I've never been short on ideas for blog posts.
In the past, I've come up with several good ideas. Sometimes I'd even get started on them for a while.
Then, after a while, I'd start to slack off for a while before the idea completely fell off the track.
Most of the time it's been due to lack of writing. I'd start off strong for a week or so, then the amount of writing would decrease slowly and surely as I just felt no motivation to go forward with the post. Often times, it's because the idea seemed really good in theory, but when it came to executing the idea, I realized it wasn't as good as I thought.
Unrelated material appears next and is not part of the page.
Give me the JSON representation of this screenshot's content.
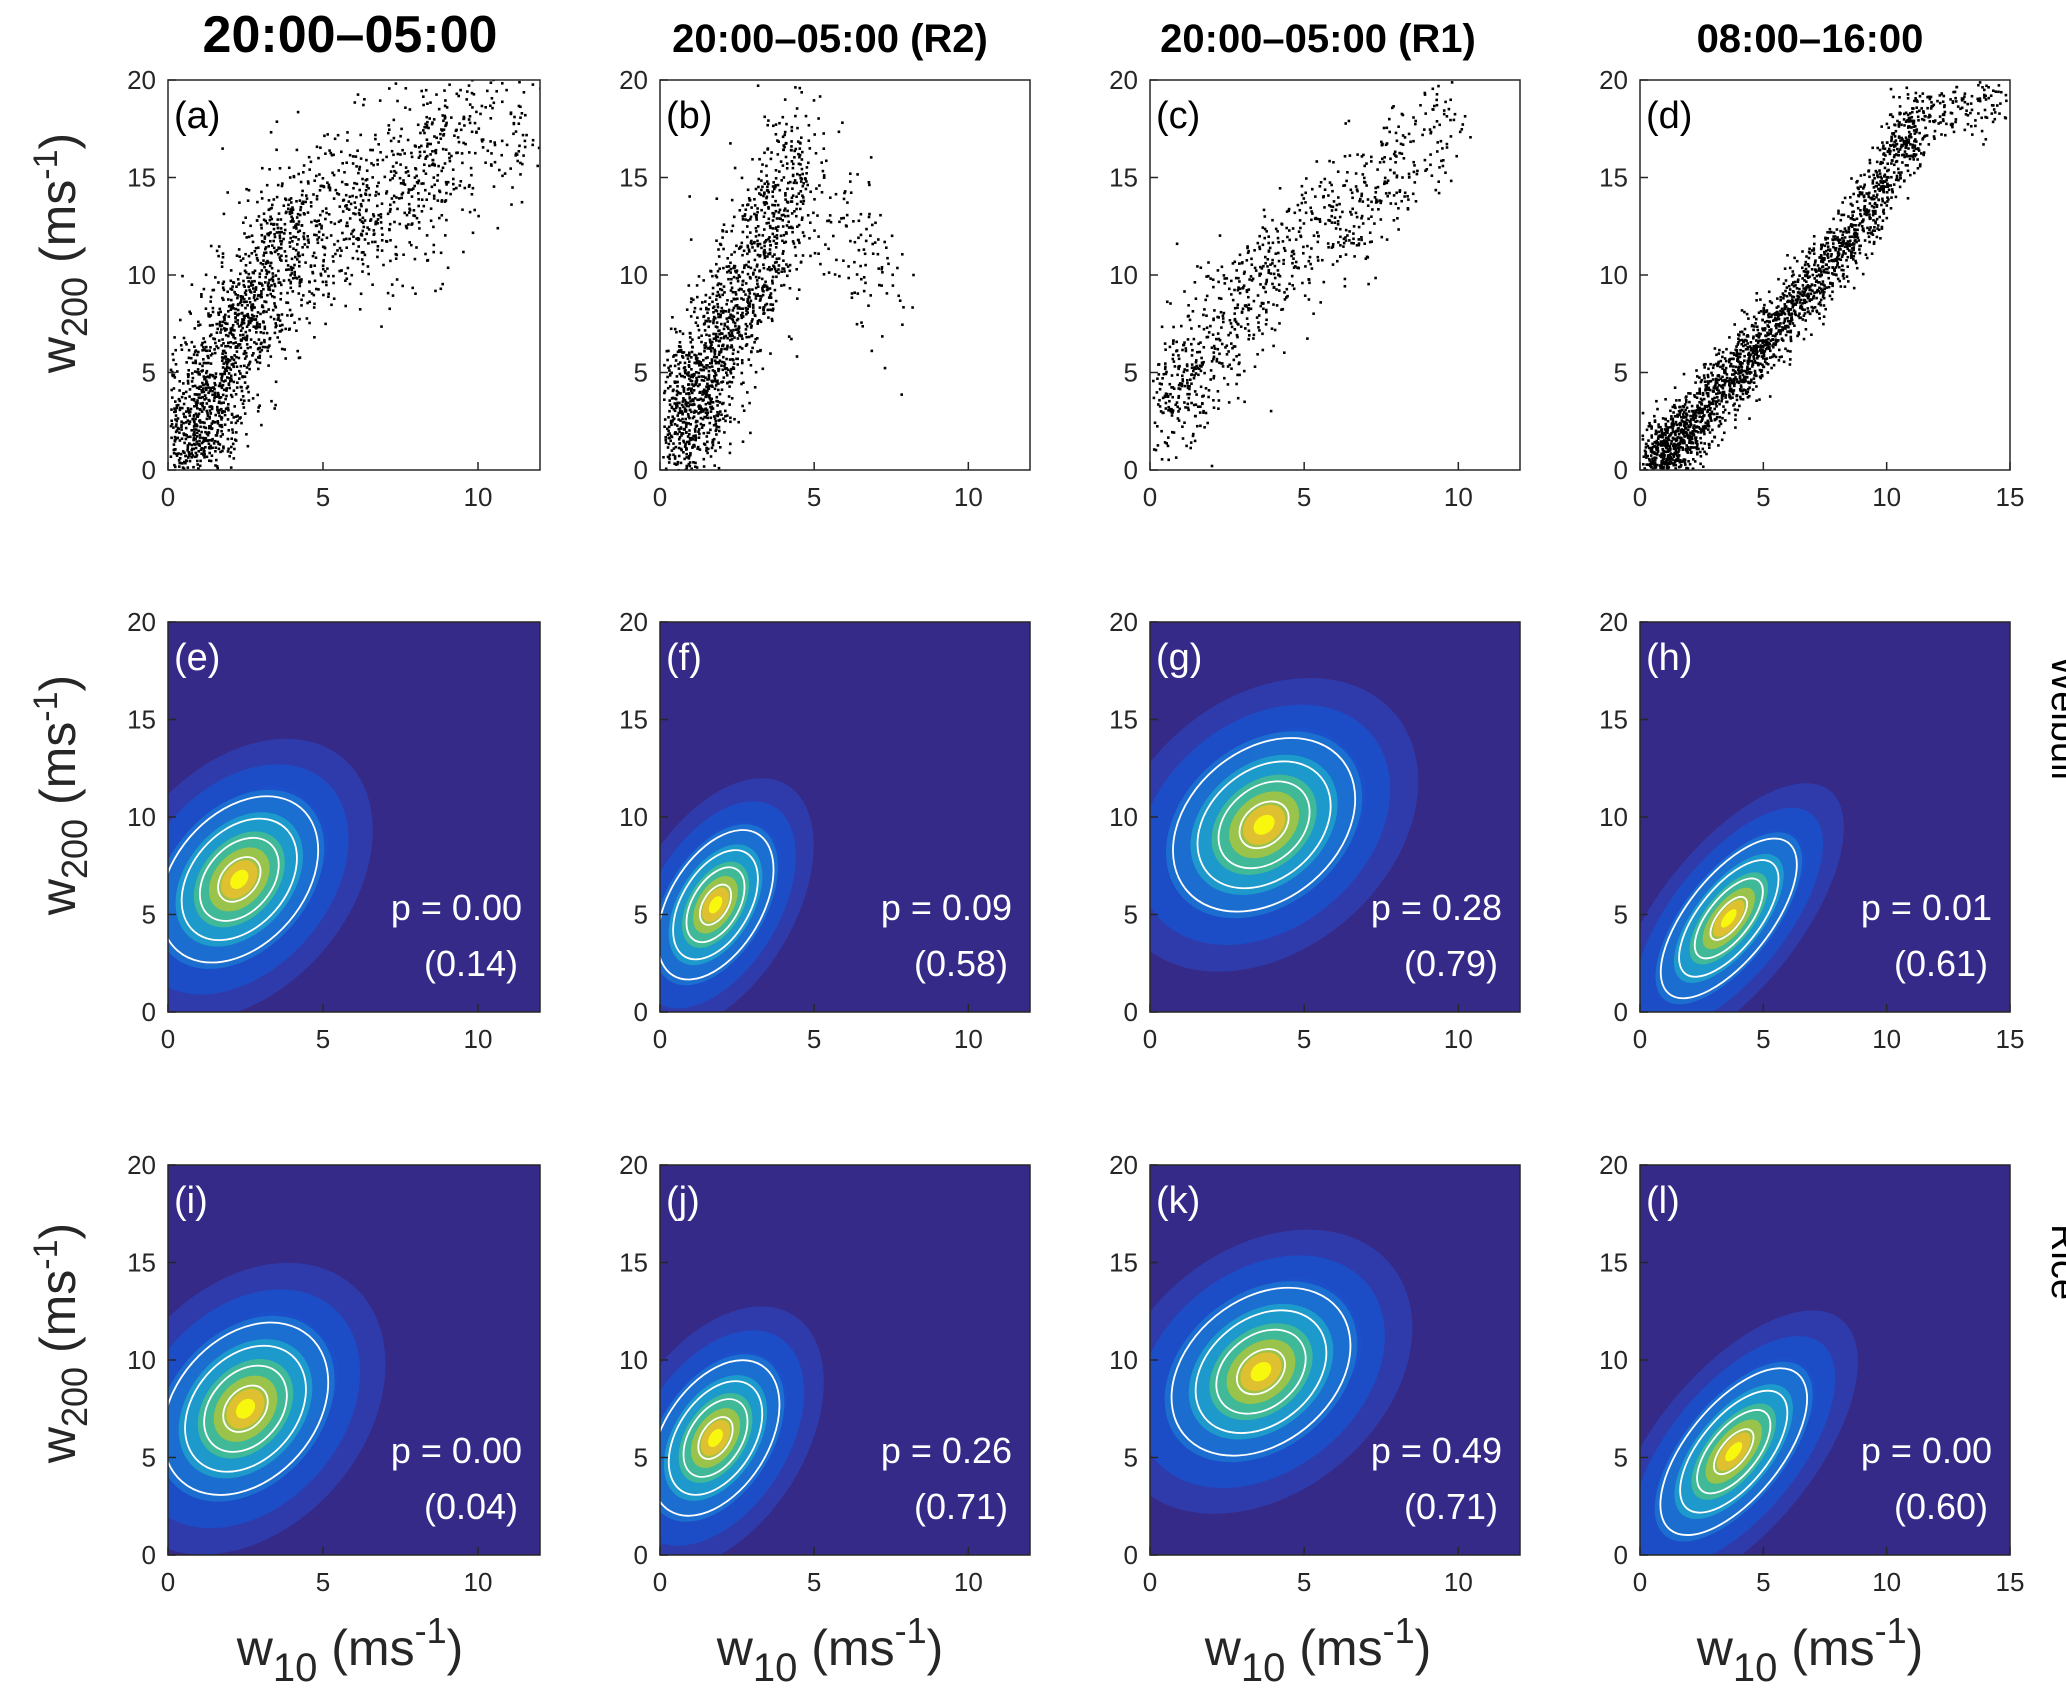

For example, back in 1999 when I was writing on my old web site, I was very much into the Indians and what appeared to be a season for the ages. Every time I wrote something, I finished with a recap of that days Indians' game. I'd give the score, the records, and a brief rundown of the game. I kept it up for half the season, then sometime after the All-Star break, I either lost interest in the idea or got sick of doing it.
It's kind of hard to remember at this point.
More recently, specifically last year's playoffs, I started to capsule previews of NFL playoff games all the way through the Pro-Bowl. I had some fun with it and was going to do it again this year, except, well, I didn't.
I can't really explain why. I kept thinking about starting it up, but then I wouldn't.
So now I have come up with a new idea for this blog. Or my pharmacy blog. I can't decide which to use it on, which would be the first issue since I can't use it on both and possibly give away what little anonymity I have on my pharmacy blog.
Hmm. That means I can't tell what the idea is if I intend to use it on the pharmacy blog because then when it shows up there, it would give away which blog is mine.
I guess I should've figured that part out first.
Oh well.
The idea revolves around a theme for each day of the week. For instance, I could call Friday Flashback Fridays and post some story from my younger years (which makes me feel old just writing that). Of course to do that requires me coming up with whimsical names (hey, Whimsical Wednesday?) for each day of the week and actually stick with it, which isn't likely. It also makes more sense if I write every day, thus justifying the different names for each day I post, but we know that won't happen.
In any case, that's an idea that's floating around in my head, partially because I have nothing else to do in my free time when I'm not with Rachel than to think of silly things like that.
Now then, back to the focus of the week.
Tomorrow is kind of a day of reckoning when it comes to Kisa. It's at least the first step in deciding what to do with her. Put her down and spend the next month remembering all the moments I've had with her? Keep her alive a little longer because her health isn't as bad as feared and do everything to make her remaining time comfortable?
It's kind of a troubling thing to think about really. I almost feel like a God wielding power over a helpless being. Whether she lives or dies is in my hands.
I've spent the last two days really thinking about all the things that have happened with her over the years. I'm not so much upset at the idea of her possibly being euthanized as maybe some might be, but that's mostly because I've already come to terms with the fact that one day she will be gone. I'm calm about it because as I've stated, she's given me almost 18 good years. It's more than I ever could've hoped for and I know I'll be making an informed decision, not just saying I'm done for the hell of it or keeping her alive longer than she should be.
Having Kisa has been an amazing experience. There's never been any doubts about her being my cat. When I've been gone for a couple days and come home again, she follows me around for a while. She's always slept either next to me or on top of me. When I sit down on the couch, she's right there looking for a lap to lay on.
One of my favorite memories is when we lived in Brunswick and I worked at CVS in Strongsville til 10. I had worked the same shifts for a while and my mom started to tell me how right around when I was supposed to be home, she'd go over to the front door and sit and wait for me. This went on for the longest time, at least up until I started hanging out with Mike regularly after work.
I apologize in advance if I spend a lot of time remembering things with Kisa.
I have almost 18 years worth of memories to possibly catch up on.
Oh, and don't hold your breath on the format thing for the blog. I'll probably forget by tonight anyway.